The test scores are normally distributed with mean \( \mu = 0 \) and standard deviation \( \sigma = 1 \), so it's a standard normal distribution (\( Z \)-distribution). We need the area between \( z = -2.09 \) and \( z = 3.59 \).

Step2: Recall standard normal table usage

For a standard normal distribution, the probability \( P(-2.09 < Z < 3.59) = P(Z < 3.59) - P(Z < -2.09) \).

Step3: Find \( P(Z < 3.59) \)

From the standard normal table, \( P(Z < 3.59) \approx 0.9998 \) (since 3.59 is a very high z - score, almost all the area is to the left of it).

Step4: Find \( P(Z < -2.09) \)

From the standard normal table, \( P(Z < -2.09) = 1 - P(Z < 2.09) \). Looking up \( z = 2.09 \), we get \( P(Z < 2.09) \approx 0.9817 \), so \( P(Z < -2.09)=1 - 0.9817 = 0.0183 \).

Step5: Calculate the probability

\( P(-2.09 < Z < 3.59)=0.9998 - 0.0183 = 0.9815 \)

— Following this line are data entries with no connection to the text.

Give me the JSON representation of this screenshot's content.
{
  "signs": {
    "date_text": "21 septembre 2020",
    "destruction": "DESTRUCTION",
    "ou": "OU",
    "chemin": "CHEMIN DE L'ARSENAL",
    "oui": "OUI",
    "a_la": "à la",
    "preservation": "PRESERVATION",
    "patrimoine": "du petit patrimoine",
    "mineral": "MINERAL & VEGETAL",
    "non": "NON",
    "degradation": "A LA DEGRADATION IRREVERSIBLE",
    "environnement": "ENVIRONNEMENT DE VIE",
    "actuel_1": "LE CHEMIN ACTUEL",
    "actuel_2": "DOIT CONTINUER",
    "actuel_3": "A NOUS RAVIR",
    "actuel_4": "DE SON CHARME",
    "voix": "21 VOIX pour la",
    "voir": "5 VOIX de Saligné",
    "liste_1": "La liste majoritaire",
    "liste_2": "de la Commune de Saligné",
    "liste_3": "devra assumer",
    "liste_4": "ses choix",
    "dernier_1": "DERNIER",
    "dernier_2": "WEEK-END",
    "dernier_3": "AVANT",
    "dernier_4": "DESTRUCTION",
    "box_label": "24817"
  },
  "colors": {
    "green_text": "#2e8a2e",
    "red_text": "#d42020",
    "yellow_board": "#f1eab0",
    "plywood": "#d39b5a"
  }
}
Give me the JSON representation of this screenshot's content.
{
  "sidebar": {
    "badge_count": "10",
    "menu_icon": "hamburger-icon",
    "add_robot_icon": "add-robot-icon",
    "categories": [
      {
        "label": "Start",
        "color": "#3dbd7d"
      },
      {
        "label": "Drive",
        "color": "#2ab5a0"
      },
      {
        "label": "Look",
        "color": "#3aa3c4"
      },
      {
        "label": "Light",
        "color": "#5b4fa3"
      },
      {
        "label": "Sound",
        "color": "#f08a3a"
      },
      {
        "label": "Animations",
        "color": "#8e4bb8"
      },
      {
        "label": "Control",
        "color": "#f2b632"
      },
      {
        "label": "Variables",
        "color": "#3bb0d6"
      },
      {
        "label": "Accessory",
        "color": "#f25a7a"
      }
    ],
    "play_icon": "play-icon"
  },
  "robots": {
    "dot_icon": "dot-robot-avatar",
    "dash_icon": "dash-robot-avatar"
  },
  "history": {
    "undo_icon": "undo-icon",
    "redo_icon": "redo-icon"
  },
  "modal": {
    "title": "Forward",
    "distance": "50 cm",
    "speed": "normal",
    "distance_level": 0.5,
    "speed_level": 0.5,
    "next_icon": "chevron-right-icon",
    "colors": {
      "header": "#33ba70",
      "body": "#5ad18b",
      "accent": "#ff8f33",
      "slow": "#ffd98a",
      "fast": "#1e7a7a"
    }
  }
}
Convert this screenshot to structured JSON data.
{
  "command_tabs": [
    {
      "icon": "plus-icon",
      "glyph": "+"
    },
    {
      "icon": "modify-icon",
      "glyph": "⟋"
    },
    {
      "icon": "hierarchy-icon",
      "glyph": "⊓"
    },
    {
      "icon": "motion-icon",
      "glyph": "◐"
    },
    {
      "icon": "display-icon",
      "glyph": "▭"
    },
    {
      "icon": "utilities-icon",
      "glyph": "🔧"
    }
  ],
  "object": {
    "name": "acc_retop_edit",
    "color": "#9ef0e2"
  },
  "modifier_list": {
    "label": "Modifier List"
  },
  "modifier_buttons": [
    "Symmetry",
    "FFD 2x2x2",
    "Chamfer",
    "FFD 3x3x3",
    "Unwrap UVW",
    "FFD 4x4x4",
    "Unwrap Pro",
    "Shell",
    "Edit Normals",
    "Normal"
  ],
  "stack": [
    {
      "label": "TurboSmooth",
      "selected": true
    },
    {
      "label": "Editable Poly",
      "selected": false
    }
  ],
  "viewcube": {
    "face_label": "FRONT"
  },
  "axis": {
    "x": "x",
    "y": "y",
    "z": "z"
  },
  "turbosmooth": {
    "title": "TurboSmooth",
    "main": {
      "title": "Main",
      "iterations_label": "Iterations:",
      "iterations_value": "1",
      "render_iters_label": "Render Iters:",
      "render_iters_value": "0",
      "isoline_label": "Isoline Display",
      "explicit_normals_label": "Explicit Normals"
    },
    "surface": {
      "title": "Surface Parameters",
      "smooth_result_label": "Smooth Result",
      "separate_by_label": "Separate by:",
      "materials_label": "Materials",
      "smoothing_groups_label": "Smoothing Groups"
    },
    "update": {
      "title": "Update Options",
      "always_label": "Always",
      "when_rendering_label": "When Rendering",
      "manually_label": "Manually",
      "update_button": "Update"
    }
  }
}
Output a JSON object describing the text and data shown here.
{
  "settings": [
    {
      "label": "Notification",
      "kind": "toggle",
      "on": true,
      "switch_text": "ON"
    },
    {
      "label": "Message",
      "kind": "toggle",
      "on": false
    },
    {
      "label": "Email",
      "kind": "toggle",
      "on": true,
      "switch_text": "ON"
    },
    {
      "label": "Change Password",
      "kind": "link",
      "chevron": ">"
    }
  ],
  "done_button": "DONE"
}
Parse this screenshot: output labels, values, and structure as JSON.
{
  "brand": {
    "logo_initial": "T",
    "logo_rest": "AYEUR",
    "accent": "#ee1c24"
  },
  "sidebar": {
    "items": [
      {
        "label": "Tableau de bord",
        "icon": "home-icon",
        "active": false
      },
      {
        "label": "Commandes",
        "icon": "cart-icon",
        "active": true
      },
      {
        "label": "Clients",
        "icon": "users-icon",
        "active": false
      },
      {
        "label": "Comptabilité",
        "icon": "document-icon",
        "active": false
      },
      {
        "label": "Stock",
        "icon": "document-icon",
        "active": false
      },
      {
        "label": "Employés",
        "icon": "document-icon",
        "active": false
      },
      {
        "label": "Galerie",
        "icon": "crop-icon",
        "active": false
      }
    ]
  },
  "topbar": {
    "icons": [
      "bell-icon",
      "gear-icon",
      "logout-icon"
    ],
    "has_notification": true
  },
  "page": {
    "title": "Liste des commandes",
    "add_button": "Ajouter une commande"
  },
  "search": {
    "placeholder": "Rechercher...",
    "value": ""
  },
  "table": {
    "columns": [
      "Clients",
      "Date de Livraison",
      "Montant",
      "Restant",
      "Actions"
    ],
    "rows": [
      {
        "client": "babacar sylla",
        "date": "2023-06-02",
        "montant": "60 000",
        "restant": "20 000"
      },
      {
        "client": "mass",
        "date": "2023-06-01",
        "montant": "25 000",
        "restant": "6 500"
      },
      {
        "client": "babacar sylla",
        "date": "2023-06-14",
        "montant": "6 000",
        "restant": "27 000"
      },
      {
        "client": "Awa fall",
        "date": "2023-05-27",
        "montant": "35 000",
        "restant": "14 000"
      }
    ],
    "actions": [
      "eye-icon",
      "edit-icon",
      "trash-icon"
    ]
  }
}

For the graph: We need the region between \( z=-2.09 \) and \( z = 3.59 \) in the standard normal curve (bell - shaped curve). The correct graph should have the shaded area between these two z - scores. Looking at the options, option C (assuming the description of option C is the one with the shaded area between - 2.09 and 3.59) is the correct graph.

Answer:

The probability that a given score is between - 2.09 and 3.59 is approximately \( 0.9815 \), and the correct graph is the one (e.g., option C) with the shaded region between \( z=-2.09 \) and \( z = 3.59 \) in the standard normal curve.